Sunday, January 8, 2012

Title Chase: The Grapes of Wrath

Yesterday we sniffed out the title of Alan Paton's Cry, the Beloved Country. Today we do the same for John Steinbeck's The Grapes of Wrath.

Why did the one book make me think of the other? Well, despite their vastly different subject matter the two books are very similar stylistically. Paton came across Steinbeck's masterpiece on the same international tour of penal institutions during which he wrote his own novel. You can trace the American writer's influence in Paton's use of a preliminary dash to offset dialogue and, as we discussed yesterday, his use of intercalary chapters to make one family's tragedy a symbolic statement about the world at large.

Steinbeck's intercalaries are some of the most interesting parts of Grapes in my view. They range from abstract descriptions of banks as insatiable monsters, to bits of dialogue set on used car lots and roadside shanty towns. They allow Steinbeck to turn the Joad familiy's plight into a broad condemnation of the Depression Era powers that be.

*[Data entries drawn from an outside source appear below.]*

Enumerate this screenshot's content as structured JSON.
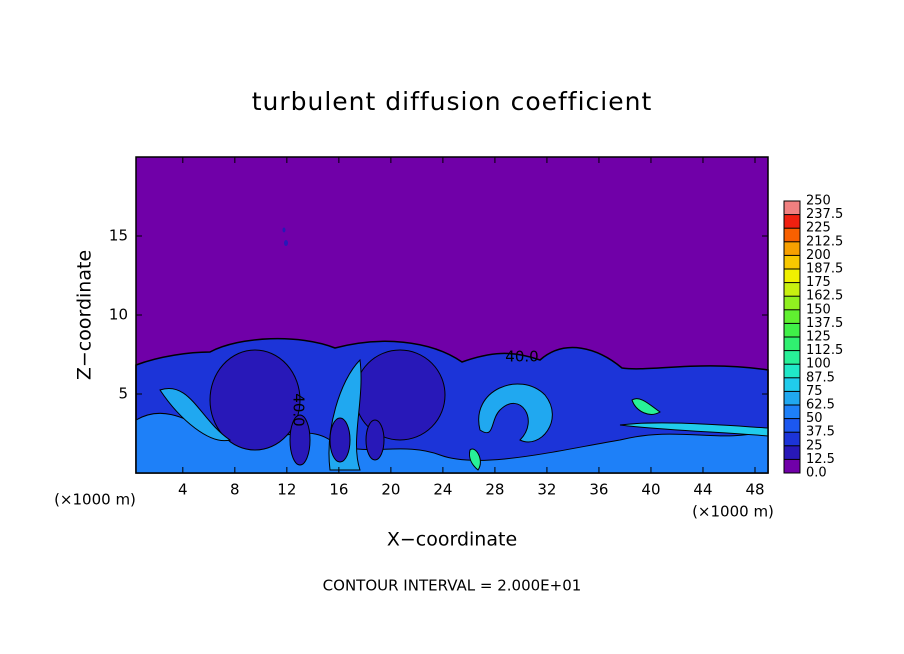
{
  "chart_data": {
    "type": "contour",
    "title": "turbulent diffusion coefficient",
    "x_label": "X−coordinate",
    "y_label": "Z−coordinate",
    "unit_labels": [
      "(×1000 m)",
      "(×1000 m)"
    ],
    "footer": "CONTOUR INTERVAL = 2.000E+01",
    "annotations": [
      "40.0",
      "40.0"
    ],
    "xlim": [
      0.4,
      49.0
    ],
    "ylim": [
      0,
      20
    ],
    "xticks": [
      4,
      8,
      12,
      16,
      20,
      24,
      28,
      32,
      36,
      40,
      44,
      48
    ],
    "yticks": [
      5,
      10,
      15
    ],
    "colorbar": {
      "ticks": [
        {
          "value": 0,
          "label": "0.0"
        },
        12.5,
        25,
        37.5,
        50,
        62.5,
        75,
        87.5,
        100,
        112.5,
        125,
        137.5,
        150,
        162.5,
        175,
        187.5,
        200,
        212.5,
        225,
        237.5,
        250
      ],
      "colors": [
        "#7000a8",
        "#2818b8",
        "#1c34d8",
        "#1c58f0",
        "#1e80f8",
        "#20a8f0",
        "#20ccec",
        "#20e8c8",
        "#28f098",
        "#30f070",
        "#40f048",
        "#60f030",
        "#90f020",
        "#c8f010",
        "#f0f000",
        "#f8c800",
        "#f8a000",
        "#f86000",
        "#f02010",
        "#f08080"
      ]
    }
  }
}
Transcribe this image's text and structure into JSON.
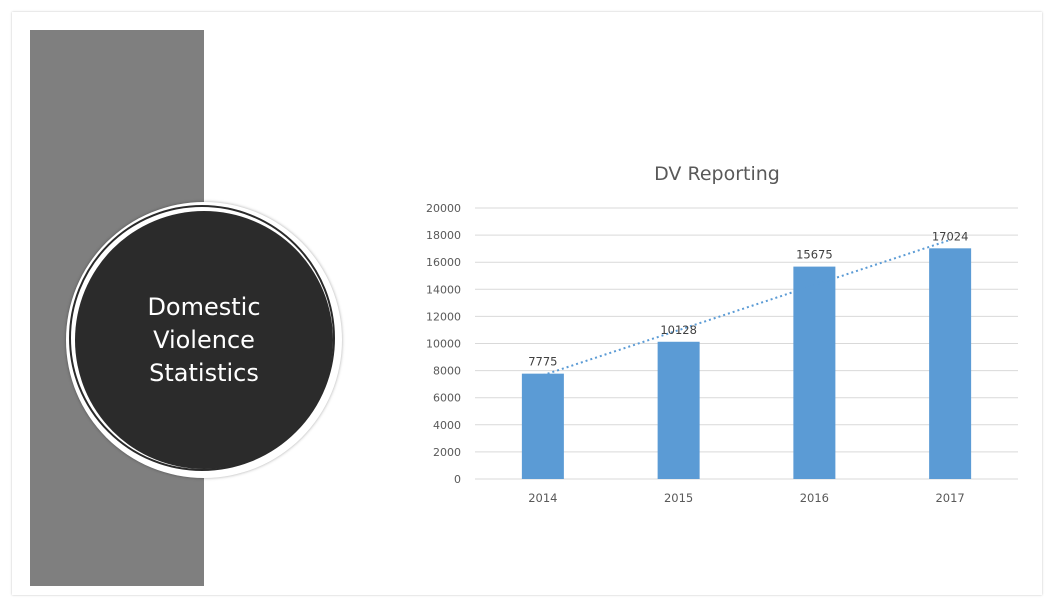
{
  "slide": {
    "title_lines": [
      "Domestic",
      "Violence",
      "Statistics"
    ]
  },
  "colors": {
    "sidebar": "#7f7f7f",
    "circle": "#2b2b2b",
    "bar": "#5b9bd5",
    "trendline": "#5b9bd5",
    "gridline": "#d9d9d9",
    "text": "#595959"
  },
  "chart_data": {
    "type": "bar",
    "title": "DV Reporting",
    "categories": [
      "2014",
      "2015",
      "2016",
      "2017"
    ],
    "values": [
      7775,
      10128,
      15675,
      17024
    ],
    "data_labels": [
      "7775",
      "10128",
      "15675",
      "17024"
    ],
    "ylim": [
      0,
      20000
    ],
    "yticks": [
      0,
      2000,
      4000,
      6000,
      8000,
      10000,
      12000,
      14000,
      16000,
      18000,
      20000
    ],
    "grid": true,
    "trendline": "linear dotted",
    "legend": "none"
  }
}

So where do we get the title, The Grapes of Wrath? From the heartrending descriptions of agricultural waste that have left Oakies and migrant workers like the Joads hungry and destitute:
"The works of the roots of the vines, of the trees, must be destroyed to keep up the price, and this is the saddest, bitterest thing of all. Carloads of oranges dumped on the ground. The people came for miles to take the fruit, but this could not be. How would they buy oranges at twenty cents a dozen if they could drive out and pick them up? And men with hoses squirt kerosene on the oranges, and they are angry at the crime, angry at the people who have come to take the fruit. A million people hungry, needing the fruit- and kerosene sprayed over the golden mountains. 
"And the smell of rot fills the country... 
"The people come with nets to fish for potatoes in the river, and the guards hold them back; they come in rattling cars to get the dumped oranges, but the kerosene is sprayed. And they stand still and watch the potatoes float by, listen to the screaming pigs being killed in a ditch and covered with quicklime, watch the mountains of oranges slop down to a putrefying ooze; and in the eyes of the people there is the failure; and in the eyes of the hungry there is a growing wrath. In the souls of the people the grapes of wrath are filling and growing heavy, growing heavy for the vintage."